4. L'étude de l'œuvre intégrale

L'étude d'une œuvre intégrale constitue à coup sûr l'expérience de lecture la plus fertile; elle rend les élèves sensibles à l'unité d'une œuvre, à son intégrité. Loin de mimer passivement la découverte de l'ensemble page à page, chapitre après chapitre, scène après scène, cette étude consiste en une saisie de l'œuvre, considérée comme un tout signifiant. Cela implique que tous les élèves l'ont préalablement lue - au besoin en plusieurs étapes, guidées par le professeur - et que l'on aura évalué leur appréhension globale de cette lecture.

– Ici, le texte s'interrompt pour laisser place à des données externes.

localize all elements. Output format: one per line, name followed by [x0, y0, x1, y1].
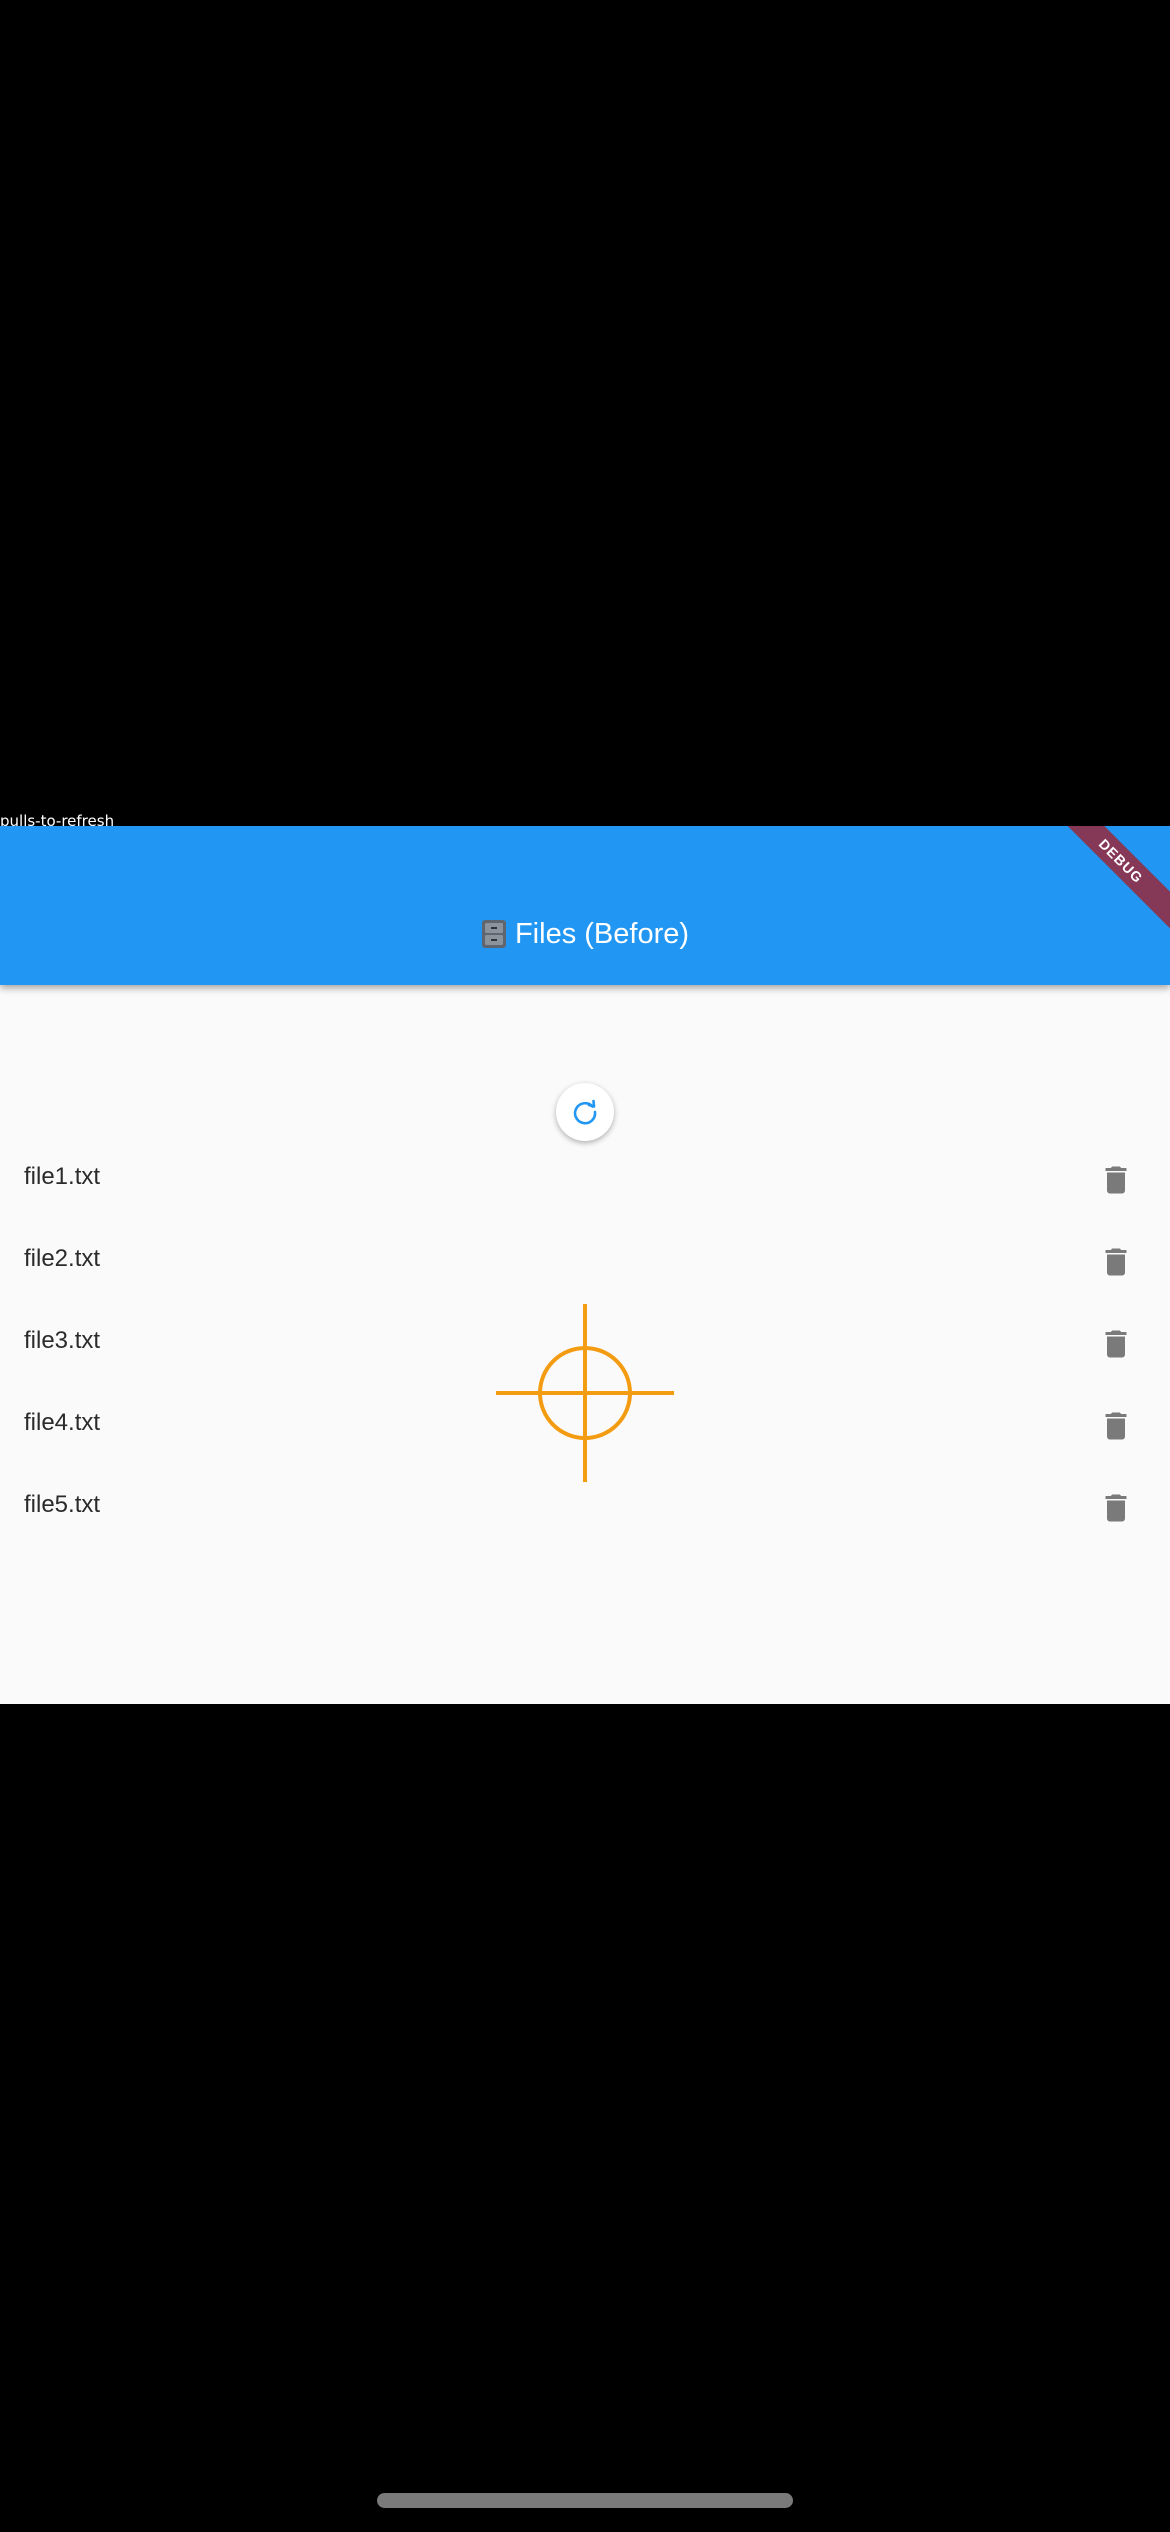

Mais les limites de la séquence unifiée et cohérente qu'elle permet de construire - et que l'on peut raisonnablement fixer à une dizaine d'heures maximum pour une pièce de théâtre ou un roman - imposent de faire des choix, de conduire un projet de lecture qui s'attache à la singularité de l'œuvre choisie par le professeur. S'il est légitime, en situation d'apprentissage, d'étudier les caractéristiques d'un genre, il serait très insuffisant de limiter l'étude d'une œuvre littéraire à l'analyse de formes générales ou à la mise en place d'outils valables pour toutes les œuvres. Ainsi, l'étude en 5e du Médecin malgré lui ne saurait se limiter à la définition des caractéristiques du texte théâtral ou à l'usage de tableaux d'entrées des personnages. Il convient que ces outils ou ces entrées utiles et pertinents soient mis au service du sens de l'œuvre, pour rendre justice à sa singularité, pièce comique de Molière, héritière à la fois de la farce du Moyen Âge et de la commedia dell'arte, en même temps qu'au rôle de la satire sociale et au plaisir du rire.

L'étude d'une œuvre intégrale articule les analyses fragmentées (un extrait dont on justifie le choix et les limites, un chapitre, une scène, un poème issu du recueil) et les visions d'ensemble: éléments de la fiction, réseaux de personnages, études de l'espace et du temps, construction et progression dramatiques, thèmes dominants, choix narratifs, dramaturgiques, esthétiques.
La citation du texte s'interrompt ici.